Church of St Nicholas, Great Yarmouth

Original Photo © Evelyn Simak | Licence

Old Churches and Ruins in Norfolk

Norfolk is renowned for its great number of fine churches and places of worship, and Norwich alone has about sixty of them. The city has often been referred to as the 'City of Churches'. Many of the small Norfolk towns and vllages have churches whose size and architectural beauty are most impressive. The finest outside Norwich are at Great Yarmouth where the Church of Saint Nicholas was the largest parish church in England.
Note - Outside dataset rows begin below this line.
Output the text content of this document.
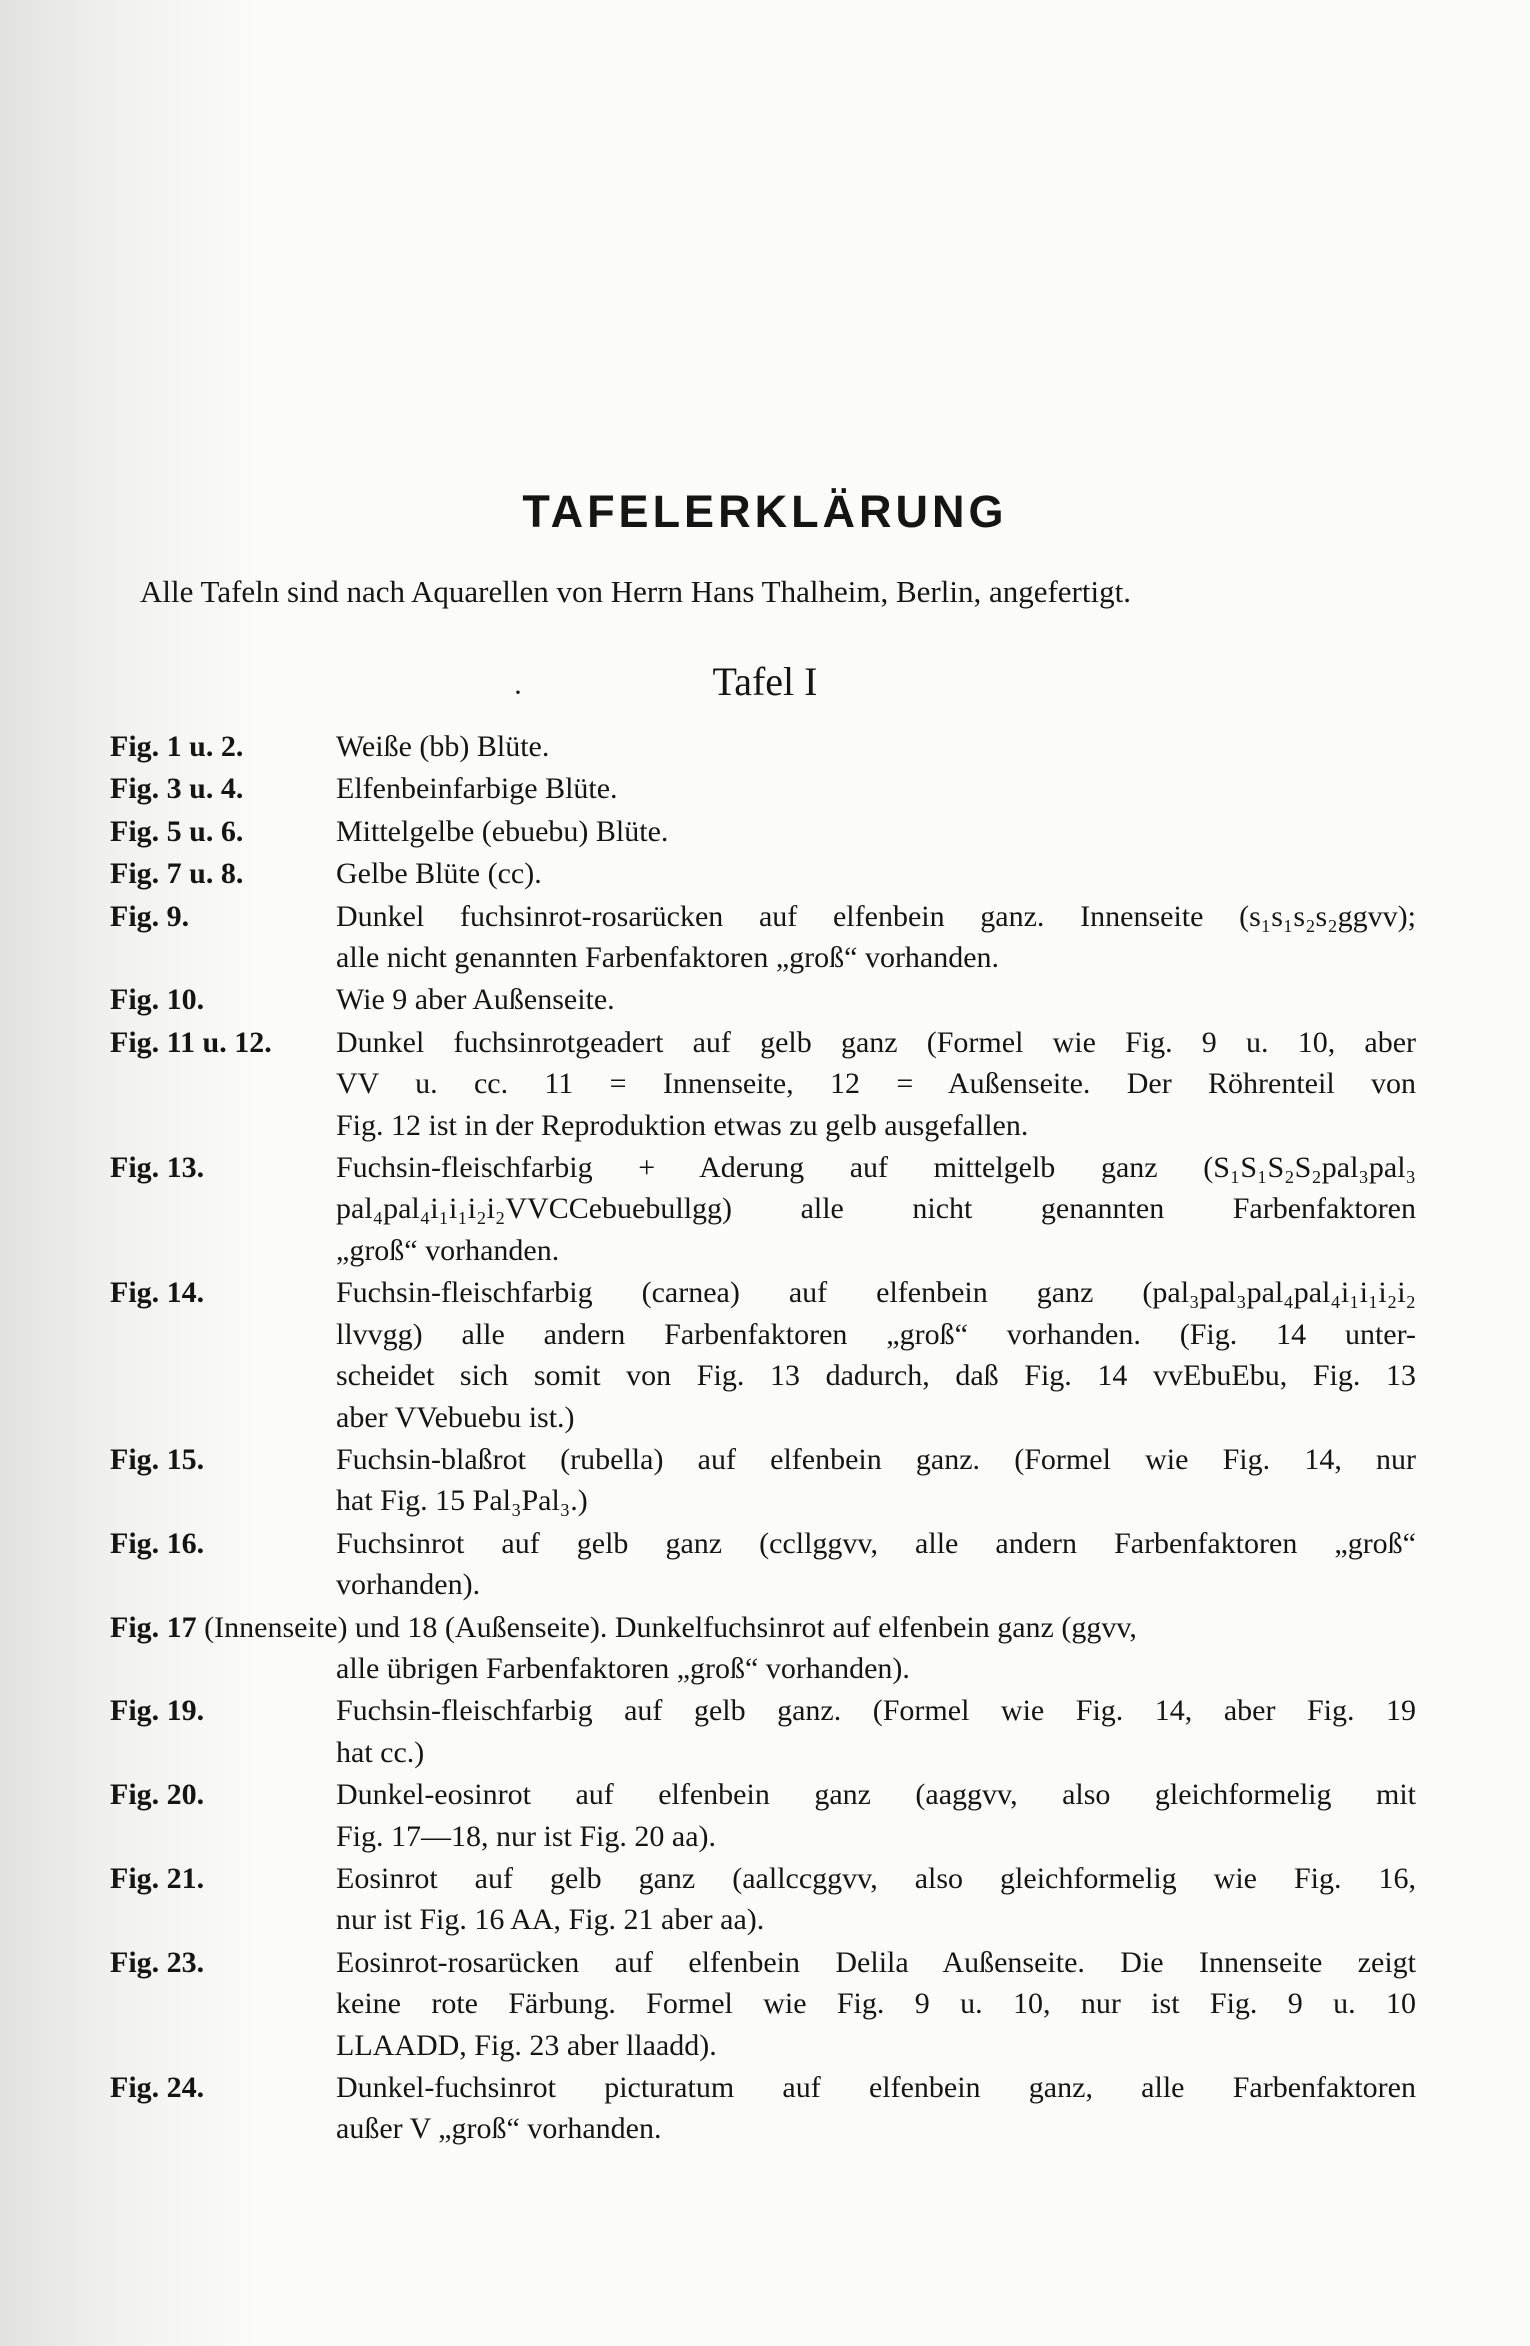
TAFELERKLÄRUNG
Alle Tafeln sind nach Aquarellen von Herrn Hans Thalheim, Berlin, angefertigt.
·	Tafel I
Fig. 1 u. 2.	Weiße (bb) Blüte.
Fig. 3 u. 4.	Elfenbeinfarbige Blüte.
Fig. 5 u. 6.	Mittelgelbe (ebuebu) Blüte.
Fig. 7 u. 8.	Gelbe Blüte (cc).
Fig. 9.	Dunkel fuchsinrot-rosarücken auf elfenbein ganz. Innenseite (s₁s₁s₂s₂ggvv);
alle nicht genannten Farbenfaktoren „groß“ vorhanden.
Fig. 10.	Wie 9 aber Außenseite.
Fig. 11 u. 12. Dunkel fuchsinrotgeadert auf gelb ganz (Formel wie Fig. 9 u. 10, aber
VV u. cc. 11 = Innenseite, 12 = Außenseite. Der Röhrenteil von
Fig. 12 ist in der Reproduktion etwas zu gelb ausgefallen.
Fig. 13.	Fuchsin-fleischfarbig + Aderung auf mittelgelb ganz (S₁S₁S₂S₂pal₃pal₃
pal₄pal₄i₁i₁i₂i₂VVCCebuebullgg) alle nicht genannten Farbenfaktoren
„groß“ vorhanden.
Fig. 14.	Fuchsin-fleischfarbig (carnea) auf elfenbein ganz (pal₃pal₃pal₄pal₄i₁i₁i₂i₂
llvvgg) alle andern Farbenfaktoren „groß“ vorhanden. (Fig. 14 unter-
scheidet sich somit von Fig. 13 dadurch, daß Fig. 14 vvEbuEbu, Fig. 13
aber VVebuebu ist.)
Fig. 15.	Fuchsin-blaßrot (rubella) auf elfenbein ganz. (Formel wie Fig. 14, nur
hat Fig. 15 Pal₃Pal₃.)
Fig. 16.	Fuchsinrot auf gelb ganz (ccllggvv, alle andern Farbenfaktoren „groß“
vorhanden).
Fig. 17 (Innenseite) und 18 (Außenseite). Dunkelfuchsinrot auf elfenbein ganz (ggvv,
alle übrigen Farbenfaktoren „groß“ vorhanden).
Fig. 19.	Fuchsin-fleischfarbig auf gelb ganz. (Formel wie Fig. 14, aber Fig. 19
hat cc.)
Fig. 20.	Dunkel-eosinrot auf elfenbein ganz (aaggvv, also gleichformelig mit
Fig. 17—18, nur ist Fig. 20 aa).
Fig. 21.	Eosinrot auf gelb ganz (aallccggvv, also gleichformelig wie Fig. 16,
nur ist Fig. 16 AA, Fig. 21 aber aa).
Fig. 23.	Eosinrot-rosarücken auf elfenbein Delila Außenseite. Die Innenseite zeigt
keine rote Färbung. Formel wie Fig. 9 u. 10, nur ist Fig. 9 u. 10
LLAADD, Fig. 23 aber llaadd).
Fig. 24.	Dunkel-fuchsinrot picturatum auf elfenbein ganz, alle Farbenfaktoren
außer V „groß“ vorhanden.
Built from 1101, it is probably the oldest building in the town.

Other fine churches are located in Kings Lynn, Worstead, Castle Rising, Salle, Cawston, Walsoken, East Dereham, Swaffham and so many other places too numerous to list here. There are many round-towers, but they are not so fine as those in Suffolk, the most striking being that at Haddiscoe. Saxon work is believed to be traceable in the towers of the churches at Great Dunham, Great Ryburgh and Howe. Early English work is generally found in the churches of places that have been centres of commercial industry such as Norwich, Great Yarmouth and East Dereham. The font at the priory church at Binham (see Binham Priory) is a fine example of the work of this period.

Decorated work can be seen in the aisles of Great Yarmouth parish church, the tower of the fine church at Worstead (once an important industry centre), in the main arcade at Aylsham, where the piers are alternately circular and octagonal, and in the chancel of St. Margaret's in Kings Lynn.

Most of the Norfolk churches of this period are perpendicular, the finest being those of St. Peter Mancroft at Norwich and St. Nicholas at Kings Lynn. Northwold church contains a fine Perpendicular Easter sepulchre, and Walsoken and Castle Acre have fine perpendicular fonts. The finest ruin of a monastic house in Norfolk is undoubtedly that of Castle Acre Priory. At Binham are the nave and ruined chancel and transepts of a Benedictine priory founded by Peter de Valoines at the end of the eleventh century.